KNOWLEDGE VALIDATION
Let’s test your understanding of the architectural concepts covered in this lesson:
Question 1: The Processing Pipeline
Trace the path of a single HTTP packet through Zeek’s architecture. Start from “packet arrives at network interface” and describe each stage it passes through, what happens at each stage, and what output is ultimately produced. This tests your understanding of the complete pipeline.
Question 2: Event-Driven vs. Packet-Based
Explain why Zeek’s event-driven architecture is better suited for detecting C2 beaconing than packet-by-packet analysis. Think about what information is available at the event level that isn’t available when examining individual packets.
Question 3: Cluster Roles
You’re deploying a 15-worker Zeek cluster. Do you need proxy nodes? Why or why not? What factors would influence this decision? This tests your understanding of when proxies provide value.
Question 4: Memory Management
Your Zeek sensor is using 16 GB of RAM to monitor a 2 Gbps network with approximately 50,000 concurrent connections. Is this reasonable? If you needed to reduce memory usage, what configuration changes could you make? This tests your ability to apply the memory sizing formulas and understand tuning options.
Question 5: Performance Troubleshooting
You notice your Zeek sensor is dropping 5% of packets. What are the three most likely causes, and what would you check to diagnose each one? How would you fix each problem? This tests your understanding of performance bottlenecks.
Question 6: Sensor Placement
You want to detect lateral movement (compromised workstations attacking internal servers).
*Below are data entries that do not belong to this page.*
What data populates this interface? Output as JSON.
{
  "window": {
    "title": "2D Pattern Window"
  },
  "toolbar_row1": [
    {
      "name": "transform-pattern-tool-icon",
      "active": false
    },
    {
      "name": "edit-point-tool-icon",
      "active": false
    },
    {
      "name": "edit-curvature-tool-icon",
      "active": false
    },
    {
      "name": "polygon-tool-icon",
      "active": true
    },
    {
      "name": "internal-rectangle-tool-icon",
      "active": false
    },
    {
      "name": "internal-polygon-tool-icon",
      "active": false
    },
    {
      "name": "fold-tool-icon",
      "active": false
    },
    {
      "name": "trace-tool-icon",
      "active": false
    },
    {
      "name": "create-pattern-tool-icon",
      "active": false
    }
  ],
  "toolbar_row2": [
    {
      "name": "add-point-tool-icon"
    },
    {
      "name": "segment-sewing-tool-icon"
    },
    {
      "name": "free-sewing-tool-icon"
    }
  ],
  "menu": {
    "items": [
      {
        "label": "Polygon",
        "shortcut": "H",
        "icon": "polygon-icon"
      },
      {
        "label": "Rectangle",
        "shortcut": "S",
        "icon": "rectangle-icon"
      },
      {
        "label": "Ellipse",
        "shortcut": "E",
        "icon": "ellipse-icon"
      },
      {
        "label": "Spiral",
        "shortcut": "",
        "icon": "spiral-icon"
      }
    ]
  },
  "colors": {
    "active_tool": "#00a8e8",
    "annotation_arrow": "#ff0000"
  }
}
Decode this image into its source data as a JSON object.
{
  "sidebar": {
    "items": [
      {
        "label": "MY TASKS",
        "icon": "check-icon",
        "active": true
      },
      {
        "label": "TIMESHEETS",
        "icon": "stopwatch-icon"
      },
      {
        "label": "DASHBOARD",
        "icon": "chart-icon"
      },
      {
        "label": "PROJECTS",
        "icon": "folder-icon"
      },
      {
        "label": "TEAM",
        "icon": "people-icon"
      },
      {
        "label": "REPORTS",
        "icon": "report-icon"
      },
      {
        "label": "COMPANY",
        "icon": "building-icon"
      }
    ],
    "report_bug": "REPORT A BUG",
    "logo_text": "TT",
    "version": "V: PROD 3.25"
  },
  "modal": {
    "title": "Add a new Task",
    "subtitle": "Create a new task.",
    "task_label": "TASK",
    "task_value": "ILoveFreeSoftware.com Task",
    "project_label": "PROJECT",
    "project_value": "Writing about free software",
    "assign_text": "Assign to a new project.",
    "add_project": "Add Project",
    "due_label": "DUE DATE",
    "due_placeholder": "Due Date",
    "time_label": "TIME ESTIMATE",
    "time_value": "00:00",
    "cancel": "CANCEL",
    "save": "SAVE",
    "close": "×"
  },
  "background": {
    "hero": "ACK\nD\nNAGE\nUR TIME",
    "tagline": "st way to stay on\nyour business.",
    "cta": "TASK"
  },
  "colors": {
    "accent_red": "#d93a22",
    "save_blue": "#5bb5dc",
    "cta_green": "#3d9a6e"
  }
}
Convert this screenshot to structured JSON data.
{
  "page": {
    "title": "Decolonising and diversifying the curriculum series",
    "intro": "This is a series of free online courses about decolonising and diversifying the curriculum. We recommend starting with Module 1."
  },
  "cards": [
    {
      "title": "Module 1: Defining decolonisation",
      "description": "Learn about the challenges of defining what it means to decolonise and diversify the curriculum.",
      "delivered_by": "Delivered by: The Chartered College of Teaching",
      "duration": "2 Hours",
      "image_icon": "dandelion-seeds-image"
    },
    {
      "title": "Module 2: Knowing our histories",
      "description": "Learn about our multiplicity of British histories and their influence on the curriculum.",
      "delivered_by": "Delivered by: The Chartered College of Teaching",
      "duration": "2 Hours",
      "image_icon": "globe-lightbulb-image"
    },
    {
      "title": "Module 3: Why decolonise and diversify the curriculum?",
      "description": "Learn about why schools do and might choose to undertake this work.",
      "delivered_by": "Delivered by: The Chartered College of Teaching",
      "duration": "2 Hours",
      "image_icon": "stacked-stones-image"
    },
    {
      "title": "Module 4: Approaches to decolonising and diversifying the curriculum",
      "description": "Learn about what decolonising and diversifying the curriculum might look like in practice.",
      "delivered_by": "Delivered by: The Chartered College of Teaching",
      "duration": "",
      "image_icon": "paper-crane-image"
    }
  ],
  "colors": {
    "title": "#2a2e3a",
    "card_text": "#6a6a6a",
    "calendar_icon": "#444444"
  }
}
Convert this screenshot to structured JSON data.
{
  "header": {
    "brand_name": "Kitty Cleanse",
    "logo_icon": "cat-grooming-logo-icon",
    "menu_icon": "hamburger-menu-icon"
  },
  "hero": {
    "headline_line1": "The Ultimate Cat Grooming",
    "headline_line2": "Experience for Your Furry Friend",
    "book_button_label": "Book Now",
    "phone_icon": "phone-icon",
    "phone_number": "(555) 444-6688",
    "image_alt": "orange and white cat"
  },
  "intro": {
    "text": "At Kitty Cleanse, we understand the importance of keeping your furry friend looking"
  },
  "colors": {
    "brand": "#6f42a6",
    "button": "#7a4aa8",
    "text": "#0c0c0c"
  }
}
Should you place your Zeek sensor at the internet gateway or on the internal network? Justify your answer. This tests your understanding of how sensor placement affects visibility.
Take time to think through these questions. If you’re unsure about any of them, review the relevant sections before moving on.
PREPARING FOR LESSON 1.3
Congratulations! You’ve completed the architecture deep dive and now have a comprehensive understanding of how Zeek works internally. Let’s summarize what you’ve learned and prepare for the next lesson.
What You’ve Mastered:
You now understand Zeek’s complete processing pipeline, from packet acquisition through protocol analysis to event generation and script execution. You’ve learned why the event-driven architecture enables behavioural analysis that would be impossible with packet-level inspection. You understand how Zeek maintains rich state about connections and protocols, providing the context necessary for sophisticated threat detection.
You’ve explored Zeek’s cluster architecture, understanding how multiple nodes work together to analyze high-bandwidth networks. You know the roles of workers, managers, proxies, and loggers, and how they coordinate through the Broker communication framework. You understand load balancing strategies and can design cluster deployments for different scales and requirements.
You’ve learned about memory management and performance optimization, understanding how Zeek uses memory, how to size deployments appropriately, and how to tune configuration for optimal performance. You can diagnose performance problems and understand the trade-offs in different optimization strategies.
Most importantly, you’ve applied this knowledge through practical exercises, designing network architectures, planning sensor placements, and calculating resource requirements. These are the skills you’ll use when deploying Zeek in real environments.
What’s Coming in Lesson 1.3:
In the next lesson, we’re moving from theory to hands-on practice. You’re going to install Zeek on your Ubuntu droplet, going through the complete installation and configuration process. We’ll cover three different installation methods (package manager, source compilation, and containers) so you understand the trade-offs and can choose the right approach for different scenarios.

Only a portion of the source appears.